06/12/2010

Verdadeira Fé vs espectáculo

Há pouco encontrei no restaurante um amigo e estivemos a desenrolar uma conversa que passou por vários temas e este que vou referir merece a melhor reflexão. Vem ao encontro das reflexões natalícias da bloguista orvalho do céu com o blogue espiritual-idade e outros.

Entre a realidade e a aparência pode existir grande distância, tal como entre o papaguear um texto ou uma prece e a sua compreensão, interiorização e concretização em comportamentos.

A propósito de que a felicidade é agora e não devemos desprezá-la agora com a intenção de a termos amanhã, porque com isso acabaremos por nunca a saborearmos - e ela depende de nós, como diz a frase de autor desconhecido «as pessoas mais felizes não têm o melhor de tudo, mas tiram o melhor partido de tudo o que têm» - veio-me à memória uma entrevista de Simone de Beauvoir (faleceu 14 de Abril de 1984) que, passados alguns minutos e várias perguntas depois de ter dito que era agnóstica, sem ligação a qualquer religião, foi-lhe perguntado qual o texto que mais a tinha impressionado durante a vida.

Inesperadamente, depois da resposta atrás referida, respondeu que foi o «Pai Nosso», uma pequena oração católica dividida em duas partes, sendo a primeira uma veneração ou louvor a Deus e a segunda um pedido. Nela consta o essencial para orientarmos toda a vida prática no melhor sentido. Da primeira parte salientou «seja feita a vossa vontade assim na Terra como no Céu», isto é um apelo a cumprirmos os «mandamentos», os bons conselhos, as boas normas, o respeito pelos valores. Na segunda parte referiu duas regras de boa conduta «o pão nosso de cada dia nos dai hoje», com o significado de não ser ambicioso, procurar, agora, tirar o melhor partido do que se tem, ser feliz neste momento, com aquilo, mesmo pouco, de que dispomos. Pensar na realidade actual, da melhor forma significa também nada fazer que prejudique outros ou o nosso futuro. A segunda regra é «perdoai as nossas ofensas assim como perdoamos a quem nos tem ofendido», e significa que devemos respeitar os outros, amar os outros como a nós mesmos, recusar ódios, rancores, invejas, vinganças.
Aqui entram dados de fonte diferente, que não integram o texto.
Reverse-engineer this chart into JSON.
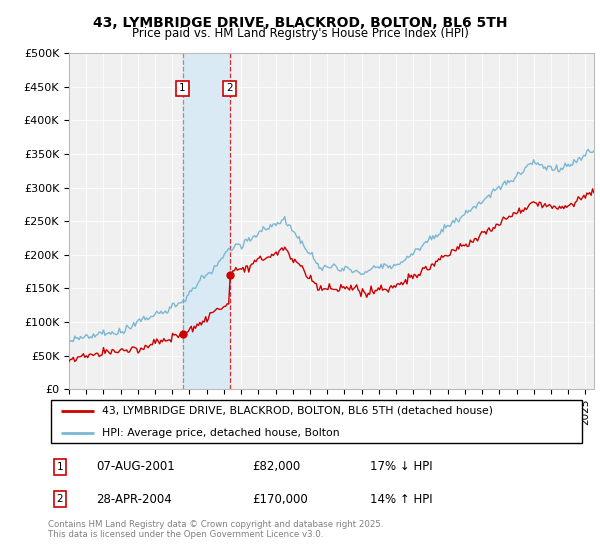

Depois o interlocutor disse que muita gente que diz imensas vezes esta oração nunca parou para meditar nestes pormenores que sensibilizaram a intelectual agnóstica. Contou que há dois ou três anos, em 12 de Maio em Fátima, a televisão conversou com peregrinas que se arrastavam de joelhos em cumprimento de promessas. Uma senhora idosa estava a satisfazer a promessa que fizera quando pediu que o filho não morresse na guerra do Ultramar e ele regressou bem. Outra mais jovem estava a cumprir a promessa por a Nossa Senhora lhe ter satisfeito um pedido que lhe fez dois anos antes. Dava-se muito mal com a sogra, esta fazia-lhe a vida num inferno e pediu à Nossa Senhora que lhe resolvesse o problema, e ela dava-lhe uma importância e faria de joelhos um dado percurso. E a Nossa Senhora fez-lhe o favor de «levar a sogra».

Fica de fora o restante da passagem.